I had a really hard time thinking of something specific to write about for this week’s post, because Subculture: The Meaning of Style is so full of sociological information, my head was spinning. Thankfully, I read Simon’s paper and decided to consider the concept of appropriation of subcultures.
In the book, Hebdige details a variety of subcultures that emerged in England in the 1960-70s. In chapter 6, he discusses the idea of “the commodity form” which is “the conversion of subcultural signs (dress, music, etc.) into mass-produced objects” (94). This, combined with questions posed by Simon, got me thinking about cultural appropriation as it relates to these subgroups.

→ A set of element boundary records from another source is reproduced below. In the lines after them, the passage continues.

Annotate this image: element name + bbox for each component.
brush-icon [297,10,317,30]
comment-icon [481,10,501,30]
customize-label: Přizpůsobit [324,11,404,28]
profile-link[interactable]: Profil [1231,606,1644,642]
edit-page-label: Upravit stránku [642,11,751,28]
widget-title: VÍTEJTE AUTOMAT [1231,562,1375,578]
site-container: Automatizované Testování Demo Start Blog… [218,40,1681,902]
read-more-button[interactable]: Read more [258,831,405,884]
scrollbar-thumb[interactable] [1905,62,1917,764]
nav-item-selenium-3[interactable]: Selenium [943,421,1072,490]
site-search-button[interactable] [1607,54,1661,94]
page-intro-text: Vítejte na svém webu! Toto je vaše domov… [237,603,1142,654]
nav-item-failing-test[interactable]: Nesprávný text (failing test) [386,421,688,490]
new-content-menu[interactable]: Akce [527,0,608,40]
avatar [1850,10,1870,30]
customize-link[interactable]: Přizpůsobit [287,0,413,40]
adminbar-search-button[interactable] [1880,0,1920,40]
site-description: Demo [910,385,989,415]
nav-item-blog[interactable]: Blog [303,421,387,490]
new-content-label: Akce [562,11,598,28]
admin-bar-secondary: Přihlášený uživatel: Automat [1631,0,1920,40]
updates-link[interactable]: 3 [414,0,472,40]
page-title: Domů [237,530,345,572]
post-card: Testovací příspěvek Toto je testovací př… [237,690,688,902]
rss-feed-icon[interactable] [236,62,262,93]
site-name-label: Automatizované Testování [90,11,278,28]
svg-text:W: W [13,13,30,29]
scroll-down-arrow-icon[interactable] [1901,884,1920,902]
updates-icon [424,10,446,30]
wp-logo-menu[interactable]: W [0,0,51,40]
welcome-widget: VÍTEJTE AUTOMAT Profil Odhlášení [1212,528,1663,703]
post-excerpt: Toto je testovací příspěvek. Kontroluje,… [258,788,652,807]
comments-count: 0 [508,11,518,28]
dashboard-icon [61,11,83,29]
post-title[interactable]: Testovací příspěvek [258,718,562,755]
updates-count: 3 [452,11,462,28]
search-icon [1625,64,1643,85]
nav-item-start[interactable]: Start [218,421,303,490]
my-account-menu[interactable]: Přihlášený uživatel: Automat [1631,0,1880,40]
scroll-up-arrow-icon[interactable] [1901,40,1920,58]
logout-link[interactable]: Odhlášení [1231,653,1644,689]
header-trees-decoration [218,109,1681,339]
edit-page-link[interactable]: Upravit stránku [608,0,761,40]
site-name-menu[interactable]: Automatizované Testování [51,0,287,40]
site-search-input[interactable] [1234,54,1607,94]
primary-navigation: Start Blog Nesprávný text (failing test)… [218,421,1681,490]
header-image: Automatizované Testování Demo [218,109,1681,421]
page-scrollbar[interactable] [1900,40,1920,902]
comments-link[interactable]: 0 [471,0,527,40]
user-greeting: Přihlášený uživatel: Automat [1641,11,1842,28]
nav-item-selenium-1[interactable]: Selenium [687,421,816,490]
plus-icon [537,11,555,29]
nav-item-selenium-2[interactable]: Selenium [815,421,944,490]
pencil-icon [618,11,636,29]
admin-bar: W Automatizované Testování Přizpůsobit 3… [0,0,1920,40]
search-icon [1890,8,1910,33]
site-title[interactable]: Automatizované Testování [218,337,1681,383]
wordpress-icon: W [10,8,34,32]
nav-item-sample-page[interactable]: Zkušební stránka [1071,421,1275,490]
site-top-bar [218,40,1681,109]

For the “punk” kids, style was described as safety pins, blue hair, spikes, etc. There was an “otherness” quality to this that made the members of the group stick out. All of this could have the effect of creating fear in those around; those not belonging to or understanding the subgroup. Enter Hot Topic. Now, every neighborhood kid (or adult) could cruise on down to the mall and buy a $35 ripped t-shirt or faux vintage Ramones hoodie. Are you dying to own a pentagram leg belt? They’ve got you covered! Just stroll past Sears and stop before you reach the Mrs. Fields cookie shop. All major credit cards accepted! No more do these people have to think about what it means to belong to a group or subculture. The appropriation of the style necessarily strips the shock factor, or “otherness” from the group. Because these subcultures emerged due to perceived problems with the capitalist nature of society, I think that the commodification of the signs of the subculture eliminate, or at best water down the message of the group.